Modern mathematics has become an essential part of today’s physicist’s arsenal and this book covers several relevant such topics. The primary aim of this book is to present key mathematical concepts in an intuitive way with the help of geometrical and numerical methods - understanding is the key. Not all differential equations can be solved with standard techniques. Examples illustrate how geometrical insights and numerical methods are useful in understanding differential equations in general but are indispensable when extracting relevant information from equations that do not yield to standard methods.
Adopting a numerical approach to complex analysis it is shown that Cauchy’s theorem, the Cauchy integral formula, the residue theorem, etc. can be verified by performing hands-on computations with Python codes. Figures elucidate the concept of poles and essential singularities.

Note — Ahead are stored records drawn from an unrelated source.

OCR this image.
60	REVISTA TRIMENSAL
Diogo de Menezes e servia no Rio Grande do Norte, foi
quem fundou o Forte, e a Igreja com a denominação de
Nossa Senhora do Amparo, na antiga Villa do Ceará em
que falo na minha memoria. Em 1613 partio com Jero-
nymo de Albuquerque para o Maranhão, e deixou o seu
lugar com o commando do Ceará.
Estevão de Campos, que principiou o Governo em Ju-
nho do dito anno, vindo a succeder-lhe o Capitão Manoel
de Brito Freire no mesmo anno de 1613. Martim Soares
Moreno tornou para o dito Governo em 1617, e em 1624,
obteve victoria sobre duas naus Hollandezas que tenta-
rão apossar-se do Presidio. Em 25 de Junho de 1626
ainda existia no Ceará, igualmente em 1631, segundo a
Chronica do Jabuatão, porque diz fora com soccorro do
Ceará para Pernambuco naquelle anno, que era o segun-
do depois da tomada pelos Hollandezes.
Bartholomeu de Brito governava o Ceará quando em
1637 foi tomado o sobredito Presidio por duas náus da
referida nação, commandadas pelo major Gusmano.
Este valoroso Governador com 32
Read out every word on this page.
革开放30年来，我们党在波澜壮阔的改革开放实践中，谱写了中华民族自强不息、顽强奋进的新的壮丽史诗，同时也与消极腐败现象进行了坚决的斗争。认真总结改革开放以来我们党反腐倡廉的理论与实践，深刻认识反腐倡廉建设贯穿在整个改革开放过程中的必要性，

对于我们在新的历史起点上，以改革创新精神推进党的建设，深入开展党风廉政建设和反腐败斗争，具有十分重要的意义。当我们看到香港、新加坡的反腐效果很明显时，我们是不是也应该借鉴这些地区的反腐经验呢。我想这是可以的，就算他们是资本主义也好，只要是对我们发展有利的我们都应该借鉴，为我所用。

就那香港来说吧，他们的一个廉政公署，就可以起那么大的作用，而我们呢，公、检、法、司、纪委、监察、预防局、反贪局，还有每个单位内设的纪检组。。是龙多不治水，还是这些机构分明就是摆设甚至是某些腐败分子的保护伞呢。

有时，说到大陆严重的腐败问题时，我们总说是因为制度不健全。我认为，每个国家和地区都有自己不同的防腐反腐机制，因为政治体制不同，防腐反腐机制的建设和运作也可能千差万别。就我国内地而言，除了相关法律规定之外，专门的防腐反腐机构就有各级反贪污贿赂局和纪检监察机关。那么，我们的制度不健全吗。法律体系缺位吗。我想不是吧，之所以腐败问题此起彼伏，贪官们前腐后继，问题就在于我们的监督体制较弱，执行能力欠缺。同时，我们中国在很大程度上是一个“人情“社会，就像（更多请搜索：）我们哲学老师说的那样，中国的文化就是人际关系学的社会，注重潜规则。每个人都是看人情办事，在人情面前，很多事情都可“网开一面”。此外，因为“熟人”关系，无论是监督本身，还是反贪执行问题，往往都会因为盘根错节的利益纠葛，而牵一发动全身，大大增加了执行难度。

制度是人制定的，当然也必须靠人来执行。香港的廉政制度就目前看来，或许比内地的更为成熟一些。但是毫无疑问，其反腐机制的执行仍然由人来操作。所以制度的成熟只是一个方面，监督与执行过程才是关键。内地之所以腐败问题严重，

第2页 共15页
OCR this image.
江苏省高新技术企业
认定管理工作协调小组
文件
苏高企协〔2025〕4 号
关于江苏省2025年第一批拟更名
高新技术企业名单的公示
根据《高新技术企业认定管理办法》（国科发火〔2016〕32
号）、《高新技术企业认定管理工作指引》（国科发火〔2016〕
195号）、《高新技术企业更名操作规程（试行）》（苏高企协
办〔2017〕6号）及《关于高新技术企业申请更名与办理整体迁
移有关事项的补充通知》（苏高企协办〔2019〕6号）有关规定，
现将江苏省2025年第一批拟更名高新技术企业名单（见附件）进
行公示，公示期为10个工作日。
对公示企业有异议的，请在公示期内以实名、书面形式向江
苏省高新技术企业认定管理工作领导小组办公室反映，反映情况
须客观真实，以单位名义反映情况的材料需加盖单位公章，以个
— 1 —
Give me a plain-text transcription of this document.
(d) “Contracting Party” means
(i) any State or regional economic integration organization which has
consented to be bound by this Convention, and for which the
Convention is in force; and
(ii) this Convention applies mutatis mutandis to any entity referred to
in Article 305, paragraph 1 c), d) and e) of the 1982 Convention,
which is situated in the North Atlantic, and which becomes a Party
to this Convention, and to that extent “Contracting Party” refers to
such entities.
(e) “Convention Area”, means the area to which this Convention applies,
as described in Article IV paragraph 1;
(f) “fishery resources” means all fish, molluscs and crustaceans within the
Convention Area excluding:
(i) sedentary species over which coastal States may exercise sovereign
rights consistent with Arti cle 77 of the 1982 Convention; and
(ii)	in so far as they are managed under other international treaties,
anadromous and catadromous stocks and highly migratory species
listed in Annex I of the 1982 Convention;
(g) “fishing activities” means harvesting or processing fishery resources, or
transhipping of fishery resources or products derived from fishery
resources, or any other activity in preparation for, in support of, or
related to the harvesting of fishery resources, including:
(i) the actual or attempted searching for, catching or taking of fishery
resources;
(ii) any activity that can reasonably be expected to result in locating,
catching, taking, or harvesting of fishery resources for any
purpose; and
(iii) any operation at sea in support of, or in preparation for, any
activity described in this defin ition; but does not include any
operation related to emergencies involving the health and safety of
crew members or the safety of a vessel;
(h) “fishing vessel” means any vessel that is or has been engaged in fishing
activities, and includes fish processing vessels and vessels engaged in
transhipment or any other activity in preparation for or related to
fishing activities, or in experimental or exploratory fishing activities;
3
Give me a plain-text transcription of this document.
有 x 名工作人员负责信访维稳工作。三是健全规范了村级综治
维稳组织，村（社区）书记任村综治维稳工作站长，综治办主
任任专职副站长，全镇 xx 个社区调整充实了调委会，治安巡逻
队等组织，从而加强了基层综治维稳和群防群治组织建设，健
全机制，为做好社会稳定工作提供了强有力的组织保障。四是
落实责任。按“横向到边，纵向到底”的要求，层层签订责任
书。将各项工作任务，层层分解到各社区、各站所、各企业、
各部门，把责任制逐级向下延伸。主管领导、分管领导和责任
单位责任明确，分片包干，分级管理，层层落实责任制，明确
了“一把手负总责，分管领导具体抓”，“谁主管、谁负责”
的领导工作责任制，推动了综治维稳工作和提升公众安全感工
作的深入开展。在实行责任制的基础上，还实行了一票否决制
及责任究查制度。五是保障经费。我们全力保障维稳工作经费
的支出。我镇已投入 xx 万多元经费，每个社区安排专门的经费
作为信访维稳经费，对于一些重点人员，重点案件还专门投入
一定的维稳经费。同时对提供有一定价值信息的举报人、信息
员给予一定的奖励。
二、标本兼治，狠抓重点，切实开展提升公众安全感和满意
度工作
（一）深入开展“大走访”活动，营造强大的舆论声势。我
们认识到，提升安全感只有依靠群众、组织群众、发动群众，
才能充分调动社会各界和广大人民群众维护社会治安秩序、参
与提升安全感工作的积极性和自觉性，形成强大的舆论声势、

Further the book covers topology, Hilbert spaces, Fourier transforms (discussing how fast Fourier transform works), modern differential geometry, Lie groups and Lie algebras, probability and useful probability distributions, and statistical detection of signals. Novel features include: (i) Topology is introduced via the notion of continuity on the real line which then naturally leads to topological spaces. (ii) Data analysis in a differential geometric framework and a general description of χ2 discriminators in terms of vector bundles.
This book is targeted at physics graduate students and at theoretical (and possibly experimental) physicists. Apart from research students, this book is also useful to active physicists in their research and teaching.